The scale of that gain reflects more than simple multiple expansion. Over the past decade, Eli Lilly has been re-rated by the market as its growth profile improved, supported by a stronger pipeline, expanding demand in key therapeutic areas, and increasing investor focus on the earnings power of its diabetes and obesity franchise. The result is a clear illustration of how long-duration compounding can work when business performance and valuation both move in the same direction.

Eli Lilly 10-Year Return Details

Start date: 05/09/2016
$10,000

05/09/2016
  $154,149

05/06/2026
End date: 05/06/2026
Start price/share: $75.59
End price/share: $987.05
Starting shares: 132.29
Ending shares: 156.22
Dividends reinvested/share: $36.17
Total return: 1,442.01%
Average annual return: 31.47%
Starting investment: $10,000.00
Ending investment: $154,149.13

Put simply, Eli Lilly delivered exceptional shareholder returns over the period. A $10,000 investment became more than $154,000, assuming dividends were reinvested. [These numbers were computed with the Dividend Channel DRIP Returns Calculator.]

What Drove Eli Lilly’s Long-Term Stock Performance?

Eli Lilly’s 10-year return is striking because it combines several reinforcing factors:

  • Strong earnings expectations: The market increasingly valued Lilly as a higher-growth pharmaceutical company rather than a slower-growing defensive healthcare name.
  • Product momentum: Demand for key therapies, especially in metabolic disease, materially improved the company’s revenue outlook.
  • Pipeline credibility: Investors assigned more value to Lilly’s research platform and late-stage development prospects as clinical progress translated into commercial opportunity.
  • Compounding through reinvestment: While the dividend yield remained modest, reinvested payouts still added to total share count and helped lift ending value.

This matters because outsized long-term returns rarely come from dividends alone. In Lilly’s case, the dominant driver was capital appreciation, with dividends providing incremental support rather than carrying the investment case.
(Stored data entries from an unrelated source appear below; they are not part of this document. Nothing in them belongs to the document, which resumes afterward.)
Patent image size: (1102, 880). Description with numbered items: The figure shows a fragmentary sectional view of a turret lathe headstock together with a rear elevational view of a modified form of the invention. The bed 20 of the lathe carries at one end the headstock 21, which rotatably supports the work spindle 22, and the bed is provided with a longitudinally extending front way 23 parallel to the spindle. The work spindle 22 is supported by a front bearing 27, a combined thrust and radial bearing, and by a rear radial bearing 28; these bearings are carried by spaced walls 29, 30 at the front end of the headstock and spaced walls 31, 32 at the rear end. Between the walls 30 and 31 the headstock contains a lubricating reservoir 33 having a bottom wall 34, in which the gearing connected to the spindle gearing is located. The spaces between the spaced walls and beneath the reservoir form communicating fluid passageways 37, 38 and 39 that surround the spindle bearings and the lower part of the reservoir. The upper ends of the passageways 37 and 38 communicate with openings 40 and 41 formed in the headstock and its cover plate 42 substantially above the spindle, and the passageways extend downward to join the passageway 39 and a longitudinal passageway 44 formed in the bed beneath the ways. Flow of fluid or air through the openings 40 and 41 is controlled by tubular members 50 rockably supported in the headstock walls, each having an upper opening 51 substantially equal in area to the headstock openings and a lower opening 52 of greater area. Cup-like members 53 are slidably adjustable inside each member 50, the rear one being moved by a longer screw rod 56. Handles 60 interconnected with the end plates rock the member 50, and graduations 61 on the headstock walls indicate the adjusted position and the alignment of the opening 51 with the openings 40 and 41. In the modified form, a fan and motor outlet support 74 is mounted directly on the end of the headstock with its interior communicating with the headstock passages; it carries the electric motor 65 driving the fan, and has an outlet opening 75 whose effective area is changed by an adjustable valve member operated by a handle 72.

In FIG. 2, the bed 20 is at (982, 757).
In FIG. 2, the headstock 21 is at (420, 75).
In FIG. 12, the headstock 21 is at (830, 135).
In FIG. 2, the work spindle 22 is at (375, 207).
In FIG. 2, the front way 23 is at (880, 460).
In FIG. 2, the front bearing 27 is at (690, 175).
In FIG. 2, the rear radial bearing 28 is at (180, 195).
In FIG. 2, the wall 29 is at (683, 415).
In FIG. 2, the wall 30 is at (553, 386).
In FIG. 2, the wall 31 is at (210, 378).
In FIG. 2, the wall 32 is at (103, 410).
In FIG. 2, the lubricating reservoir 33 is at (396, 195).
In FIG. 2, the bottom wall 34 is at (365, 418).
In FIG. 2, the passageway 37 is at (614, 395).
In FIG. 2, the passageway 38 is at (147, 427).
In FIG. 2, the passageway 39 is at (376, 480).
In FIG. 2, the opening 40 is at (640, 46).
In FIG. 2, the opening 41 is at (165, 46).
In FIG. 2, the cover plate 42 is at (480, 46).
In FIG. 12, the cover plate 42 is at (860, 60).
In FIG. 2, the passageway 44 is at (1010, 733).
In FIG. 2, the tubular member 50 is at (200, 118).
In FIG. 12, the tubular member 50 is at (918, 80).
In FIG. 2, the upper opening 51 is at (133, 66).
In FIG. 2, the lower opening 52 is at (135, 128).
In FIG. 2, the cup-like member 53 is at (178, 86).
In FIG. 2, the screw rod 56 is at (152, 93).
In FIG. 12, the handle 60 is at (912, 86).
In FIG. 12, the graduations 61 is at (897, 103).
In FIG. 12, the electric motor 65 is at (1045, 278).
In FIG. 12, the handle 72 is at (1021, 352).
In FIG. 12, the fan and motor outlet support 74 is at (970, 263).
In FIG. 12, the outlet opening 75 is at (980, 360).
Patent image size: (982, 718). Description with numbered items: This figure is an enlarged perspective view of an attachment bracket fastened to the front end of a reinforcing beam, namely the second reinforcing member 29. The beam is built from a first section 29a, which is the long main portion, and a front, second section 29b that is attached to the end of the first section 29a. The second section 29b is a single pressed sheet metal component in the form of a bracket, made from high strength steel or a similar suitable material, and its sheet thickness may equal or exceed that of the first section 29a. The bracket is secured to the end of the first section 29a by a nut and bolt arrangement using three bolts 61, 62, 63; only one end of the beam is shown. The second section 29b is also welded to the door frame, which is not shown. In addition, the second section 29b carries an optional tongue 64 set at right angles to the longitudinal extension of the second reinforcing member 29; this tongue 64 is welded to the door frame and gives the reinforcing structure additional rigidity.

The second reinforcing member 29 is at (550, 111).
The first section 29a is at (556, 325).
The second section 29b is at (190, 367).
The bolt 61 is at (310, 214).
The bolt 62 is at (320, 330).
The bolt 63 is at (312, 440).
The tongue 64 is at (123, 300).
How Much Did Dividend Reinvestment Matter?

Over the past 10 years, Eli Lilly paid $36.17 per share in dividends, and the return calculation assumes those dividends were reinvested on the closing price at the ex-dividend date. That raised the share count from 132.29 shares to 156.22 shares.

For a stock with a relatively low current yield, reinvestment did not drive the majority of the outcome, but it still improved total return. This is an important distinction:

  • Price appreciation was the main engine of wealth creation.
  • Dividend reinvestment added incremental shares over time.
  • Total return captures both effects and is therefore the more complete measure of performance.

Using the most recent annualized dividend rate of $6.92 per share, LLY has a current yield of approximately 0.70%. Measured against the original purchase price of $75.59 per share, that implies a yield on cost of about 9.15%.

Key Takeaways From a 10-Year Eli Lilly Investment

Several conclusions stand out from this Eli Lilly investment analysis:

  • A long holding period can be highly rewarding when a company materially improves its growth profile.
  • Total return, not headline dividend yield, is often the better framework for evaluating a high-quality compounder.
  • Even modest dividends can enhance results when reinvested consistently over time.
  • The biggest gains often come from owning a business through a period of rising earnings power and changing market expectations.

That last point is especially relevant here. In 2016, Eli Lilly was already a major pharmaceutical company, but the market had not yet fully reflected the magnitude of the growth opportunity that later emerged. The subsequent revaluation shows how dramatically long-term returns can change when a company moves from steady performer to strategic leader in an expanding therapeutic category.